Abstract:In this paper, we try to uncover the second-order essence of several first-order optimization methods. For Nesterov Accelerated Gradient, we rigorously prove that the algorithm makes use of the difference between past and current gradients, thus approximates the Hessian and accelerates the training. For adaptive methods, we related Adam and Adagrad to a powerful technique in computation statistics---Natural Gradient Descent. These adaptive methods can in fact be treated as relaxations of NGD with only a slight difference lying in the square root of the denominator in the update rules. Skeptical about the effect of such difference, we design a new algorithm---AdaSqrt, which removes the square root in the denominator and scales the learning rate by sqrt(T).
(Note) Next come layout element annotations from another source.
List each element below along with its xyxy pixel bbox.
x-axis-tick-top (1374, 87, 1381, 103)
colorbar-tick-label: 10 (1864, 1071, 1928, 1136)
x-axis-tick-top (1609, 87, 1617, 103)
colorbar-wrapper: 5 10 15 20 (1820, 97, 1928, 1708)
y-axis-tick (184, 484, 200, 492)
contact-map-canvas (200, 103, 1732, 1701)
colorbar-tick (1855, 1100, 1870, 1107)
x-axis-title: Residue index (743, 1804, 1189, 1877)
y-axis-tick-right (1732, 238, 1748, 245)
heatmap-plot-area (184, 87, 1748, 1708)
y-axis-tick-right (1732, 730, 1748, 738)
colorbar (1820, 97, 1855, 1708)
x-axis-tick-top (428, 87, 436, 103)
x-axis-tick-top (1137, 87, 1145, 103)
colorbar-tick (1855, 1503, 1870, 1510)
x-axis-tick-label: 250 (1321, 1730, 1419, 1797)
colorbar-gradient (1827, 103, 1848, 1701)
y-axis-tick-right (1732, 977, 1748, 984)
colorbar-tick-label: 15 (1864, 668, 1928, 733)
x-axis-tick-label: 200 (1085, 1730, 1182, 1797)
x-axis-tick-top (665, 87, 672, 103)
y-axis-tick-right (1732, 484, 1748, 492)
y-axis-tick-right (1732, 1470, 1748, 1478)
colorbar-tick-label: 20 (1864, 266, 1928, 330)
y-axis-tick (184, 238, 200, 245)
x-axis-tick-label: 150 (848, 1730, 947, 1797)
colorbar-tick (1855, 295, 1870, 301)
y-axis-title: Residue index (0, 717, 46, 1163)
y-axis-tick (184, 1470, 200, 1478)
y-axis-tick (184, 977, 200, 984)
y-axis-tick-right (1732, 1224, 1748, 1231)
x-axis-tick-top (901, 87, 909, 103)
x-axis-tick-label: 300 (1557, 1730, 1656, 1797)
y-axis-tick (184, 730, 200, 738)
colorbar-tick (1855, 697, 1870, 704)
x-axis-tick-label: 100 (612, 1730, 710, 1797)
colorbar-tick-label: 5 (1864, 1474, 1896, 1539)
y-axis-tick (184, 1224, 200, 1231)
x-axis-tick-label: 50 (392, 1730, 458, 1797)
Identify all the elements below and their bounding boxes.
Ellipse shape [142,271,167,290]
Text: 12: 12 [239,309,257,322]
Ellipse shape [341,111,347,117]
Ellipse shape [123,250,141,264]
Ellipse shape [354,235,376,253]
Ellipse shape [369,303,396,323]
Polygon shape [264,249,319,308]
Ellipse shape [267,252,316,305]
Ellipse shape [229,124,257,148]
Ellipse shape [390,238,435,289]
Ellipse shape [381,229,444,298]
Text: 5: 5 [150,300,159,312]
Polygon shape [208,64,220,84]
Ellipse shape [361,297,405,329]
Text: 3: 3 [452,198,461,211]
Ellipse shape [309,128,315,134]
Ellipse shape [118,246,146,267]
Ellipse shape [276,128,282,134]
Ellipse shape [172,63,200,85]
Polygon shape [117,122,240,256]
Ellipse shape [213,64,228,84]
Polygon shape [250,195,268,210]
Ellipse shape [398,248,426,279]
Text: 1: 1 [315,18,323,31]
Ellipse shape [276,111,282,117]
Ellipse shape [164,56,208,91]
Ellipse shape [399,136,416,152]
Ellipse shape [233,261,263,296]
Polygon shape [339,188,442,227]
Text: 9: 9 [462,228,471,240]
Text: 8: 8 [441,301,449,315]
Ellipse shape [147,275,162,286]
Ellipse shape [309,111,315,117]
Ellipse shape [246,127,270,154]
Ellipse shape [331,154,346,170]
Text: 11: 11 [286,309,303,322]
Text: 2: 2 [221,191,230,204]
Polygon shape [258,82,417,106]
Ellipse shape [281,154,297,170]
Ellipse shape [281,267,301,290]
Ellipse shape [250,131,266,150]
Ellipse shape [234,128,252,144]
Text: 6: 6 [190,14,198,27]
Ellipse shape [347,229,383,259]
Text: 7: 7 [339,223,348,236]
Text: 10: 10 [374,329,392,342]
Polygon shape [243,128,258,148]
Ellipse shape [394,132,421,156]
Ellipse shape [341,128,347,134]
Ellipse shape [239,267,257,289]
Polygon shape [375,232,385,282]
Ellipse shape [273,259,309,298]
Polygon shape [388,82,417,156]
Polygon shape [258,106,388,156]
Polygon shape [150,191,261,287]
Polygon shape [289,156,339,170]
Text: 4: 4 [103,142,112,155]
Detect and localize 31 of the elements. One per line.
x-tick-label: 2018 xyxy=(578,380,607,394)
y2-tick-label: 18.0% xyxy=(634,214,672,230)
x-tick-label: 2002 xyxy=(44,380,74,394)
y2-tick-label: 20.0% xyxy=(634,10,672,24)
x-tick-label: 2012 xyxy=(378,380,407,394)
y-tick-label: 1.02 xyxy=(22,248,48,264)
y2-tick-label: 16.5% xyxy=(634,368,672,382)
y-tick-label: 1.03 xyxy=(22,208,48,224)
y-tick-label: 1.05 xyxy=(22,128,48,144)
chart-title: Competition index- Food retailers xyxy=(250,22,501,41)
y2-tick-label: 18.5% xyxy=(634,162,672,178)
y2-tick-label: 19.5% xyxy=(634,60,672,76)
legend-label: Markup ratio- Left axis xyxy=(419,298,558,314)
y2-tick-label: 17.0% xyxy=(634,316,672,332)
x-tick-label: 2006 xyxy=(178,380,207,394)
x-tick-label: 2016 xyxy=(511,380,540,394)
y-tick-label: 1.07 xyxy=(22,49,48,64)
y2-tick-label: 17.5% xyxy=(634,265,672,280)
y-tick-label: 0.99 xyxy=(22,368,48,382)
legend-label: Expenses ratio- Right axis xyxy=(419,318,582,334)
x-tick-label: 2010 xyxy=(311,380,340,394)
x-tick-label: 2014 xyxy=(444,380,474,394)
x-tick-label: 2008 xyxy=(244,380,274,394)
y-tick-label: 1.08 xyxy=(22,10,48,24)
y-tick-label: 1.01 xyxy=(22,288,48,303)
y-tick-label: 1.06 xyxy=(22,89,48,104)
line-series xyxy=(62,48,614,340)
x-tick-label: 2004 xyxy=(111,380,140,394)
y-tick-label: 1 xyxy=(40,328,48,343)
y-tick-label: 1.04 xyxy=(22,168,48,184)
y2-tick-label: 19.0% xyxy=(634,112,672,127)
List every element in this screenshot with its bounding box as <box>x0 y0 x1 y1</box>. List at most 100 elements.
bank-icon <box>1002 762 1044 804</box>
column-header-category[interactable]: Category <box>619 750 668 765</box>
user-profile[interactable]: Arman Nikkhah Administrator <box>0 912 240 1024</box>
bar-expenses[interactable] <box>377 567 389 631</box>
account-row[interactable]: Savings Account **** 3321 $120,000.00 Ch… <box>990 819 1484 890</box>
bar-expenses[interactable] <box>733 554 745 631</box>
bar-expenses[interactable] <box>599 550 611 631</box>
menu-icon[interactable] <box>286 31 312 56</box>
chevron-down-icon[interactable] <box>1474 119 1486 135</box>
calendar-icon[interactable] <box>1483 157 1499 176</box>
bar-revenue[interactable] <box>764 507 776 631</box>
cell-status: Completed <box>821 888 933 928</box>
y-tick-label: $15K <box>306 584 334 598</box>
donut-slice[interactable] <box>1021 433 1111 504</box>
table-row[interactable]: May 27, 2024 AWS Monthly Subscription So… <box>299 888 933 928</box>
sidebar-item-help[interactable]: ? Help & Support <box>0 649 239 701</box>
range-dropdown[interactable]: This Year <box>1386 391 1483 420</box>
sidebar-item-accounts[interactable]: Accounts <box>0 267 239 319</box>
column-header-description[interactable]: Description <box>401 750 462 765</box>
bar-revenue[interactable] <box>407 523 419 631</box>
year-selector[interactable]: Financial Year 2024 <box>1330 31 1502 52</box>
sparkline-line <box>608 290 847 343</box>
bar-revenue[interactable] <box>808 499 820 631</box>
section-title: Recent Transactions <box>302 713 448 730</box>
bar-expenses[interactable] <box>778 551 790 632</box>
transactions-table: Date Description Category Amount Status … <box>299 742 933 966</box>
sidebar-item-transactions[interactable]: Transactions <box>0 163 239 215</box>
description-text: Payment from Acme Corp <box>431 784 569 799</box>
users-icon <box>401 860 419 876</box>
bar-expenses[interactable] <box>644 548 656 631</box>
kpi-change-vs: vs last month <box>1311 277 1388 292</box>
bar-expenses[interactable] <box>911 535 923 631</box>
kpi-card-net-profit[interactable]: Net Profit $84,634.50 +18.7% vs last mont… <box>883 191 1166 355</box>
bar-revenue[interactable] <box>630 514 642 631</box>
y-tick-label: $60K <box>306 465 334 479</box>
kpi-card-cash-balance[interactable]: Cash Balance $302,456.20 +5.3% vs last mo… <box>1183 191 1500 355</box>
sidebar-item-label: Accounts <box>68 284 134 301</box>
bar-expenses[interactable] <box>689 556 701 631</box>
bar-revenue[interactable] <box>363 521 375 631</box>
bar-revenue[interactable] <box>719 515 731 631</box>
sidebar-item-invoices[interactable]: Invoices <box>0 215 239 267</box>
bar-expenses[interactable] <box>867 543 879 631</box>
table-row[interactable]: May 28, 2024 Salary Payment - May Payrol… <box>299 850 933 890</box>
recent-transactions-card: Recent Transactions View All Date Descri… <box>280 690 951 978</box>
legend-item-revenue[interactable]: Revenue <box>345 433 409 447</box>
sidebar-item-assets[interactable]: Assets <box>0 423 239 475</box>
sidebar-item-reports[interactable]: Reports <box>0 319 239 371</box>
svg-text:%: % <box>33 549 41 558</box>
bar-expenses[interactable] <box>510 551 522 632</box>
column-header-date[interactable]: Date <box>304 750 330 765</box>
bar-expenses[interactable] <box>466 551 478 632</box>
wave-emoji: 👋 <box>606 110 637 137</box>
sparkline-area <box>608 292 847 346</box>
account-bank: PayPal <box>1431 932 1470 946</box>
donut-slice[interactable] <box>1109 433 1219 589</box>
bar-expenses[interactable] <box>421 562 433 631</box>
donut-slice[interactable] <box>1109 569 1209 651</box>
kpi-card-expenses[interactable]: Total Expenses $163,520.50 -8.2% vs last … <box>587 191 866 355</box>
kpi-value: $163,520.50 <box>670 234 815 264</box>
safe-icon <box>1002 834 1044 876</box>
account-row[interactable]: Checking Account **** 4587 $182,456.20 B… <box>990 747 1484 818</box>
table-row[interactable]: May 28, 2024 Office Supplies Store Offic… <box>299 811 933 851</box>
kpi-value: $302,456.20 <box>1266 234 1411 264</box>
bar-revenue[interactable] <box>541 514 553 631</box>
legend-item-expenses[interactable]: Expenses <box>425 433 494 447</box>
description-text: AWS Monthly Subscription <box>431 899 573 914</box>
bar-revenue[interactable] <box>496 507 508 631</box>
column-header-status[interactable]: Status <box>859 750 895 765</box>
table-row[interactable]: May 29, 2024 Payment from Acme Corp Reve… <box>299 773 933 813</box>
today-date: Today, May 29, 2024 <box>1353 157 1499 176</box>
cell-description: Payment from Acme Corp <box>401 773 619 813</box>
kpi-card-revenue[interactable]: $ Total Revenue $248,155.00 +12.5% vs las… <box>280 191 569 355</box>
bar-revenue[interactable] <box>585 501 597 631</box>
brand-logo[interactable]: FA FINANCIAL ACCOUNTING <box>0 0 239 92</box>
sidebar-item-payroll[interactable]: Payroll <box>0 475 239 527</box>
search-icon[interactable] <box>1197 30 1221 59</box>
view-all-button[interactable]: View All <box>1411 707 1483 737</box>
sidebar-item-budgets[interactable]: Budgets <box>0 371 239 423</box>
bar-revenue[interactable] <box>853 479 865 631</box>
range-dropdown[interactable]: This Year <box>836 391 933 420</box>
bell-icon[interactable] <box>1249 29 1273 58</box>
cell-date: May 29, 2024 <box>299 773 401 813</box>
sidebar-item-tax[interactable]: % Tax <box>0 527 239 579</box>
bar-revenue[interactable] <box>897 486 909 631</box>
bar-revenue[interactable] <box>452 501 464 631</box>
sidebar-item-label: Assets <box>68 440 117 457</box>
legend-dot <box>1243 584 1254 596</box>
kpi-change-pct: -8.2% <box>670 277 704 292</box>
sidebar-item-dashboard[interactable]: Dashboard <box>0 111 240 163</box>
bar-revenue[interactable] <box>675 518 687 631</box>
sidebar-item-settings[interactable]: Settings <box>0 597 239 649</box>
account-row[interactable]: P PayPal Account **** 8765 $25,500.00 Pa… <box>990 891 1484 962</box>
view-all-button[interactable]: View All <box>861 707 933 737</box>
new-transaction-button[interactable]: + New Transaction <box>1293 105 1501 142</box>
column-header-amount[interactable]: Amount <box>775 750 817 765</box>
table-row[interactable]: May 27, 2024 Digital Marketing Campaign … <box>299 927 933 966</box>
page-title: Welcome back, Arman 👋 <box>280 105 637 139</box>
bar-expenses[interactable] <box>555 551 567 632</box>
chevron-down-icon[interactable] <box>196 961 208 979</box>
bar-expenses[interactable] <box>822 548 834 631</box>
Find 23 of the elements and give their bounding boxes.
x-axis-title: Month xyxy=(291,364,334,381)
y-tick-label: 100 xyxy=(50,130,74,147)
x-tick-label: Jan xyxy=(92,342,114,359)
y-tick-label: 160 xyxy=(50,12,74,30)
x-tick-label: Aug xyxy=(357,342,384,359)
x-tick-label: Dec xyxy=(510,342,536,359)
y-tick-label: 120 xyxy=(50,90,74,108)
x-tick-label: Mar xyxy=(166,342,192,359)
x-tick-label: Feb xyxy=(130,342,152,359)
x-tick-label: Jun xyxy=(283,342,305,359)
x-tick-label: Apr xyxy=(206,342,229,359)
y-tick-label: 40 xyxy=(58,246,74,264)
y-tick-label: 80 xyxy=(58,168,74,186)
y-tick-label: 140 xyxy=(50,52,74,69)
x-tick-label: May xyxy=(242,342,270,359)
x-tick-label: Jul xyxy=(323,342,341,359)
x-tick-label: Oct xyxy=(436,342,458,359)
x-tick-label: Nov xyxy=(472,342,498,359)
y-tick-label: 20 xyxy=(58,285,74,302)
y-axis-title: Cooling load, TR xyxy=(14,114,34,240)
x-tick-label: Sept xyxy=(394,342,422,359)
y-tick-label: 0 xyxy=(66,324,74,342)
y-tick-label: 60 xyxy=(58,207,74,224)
Surprisingly, our new algorithm is comparable to various first-order methods(such as SGD and Adam) on MNIST and even beats Adam on CIFAR-10! This phenomenon casts doubt on the convention view that the square root is crucial and training without it will lead to terrible performance. As far as we have concerned, so long as the algorithm tries to explore second or even higher information of the loss surface, then proper scaling of the learning rate alone will guarantee fast training and good generalization performance. To the best of our knowledge, this is the first paper that seriously considers the necessity of square root among all adaptive methods. We believe that our work can shed light on the importance of higher-order information and inspire the design of more powerful algorithms in the future.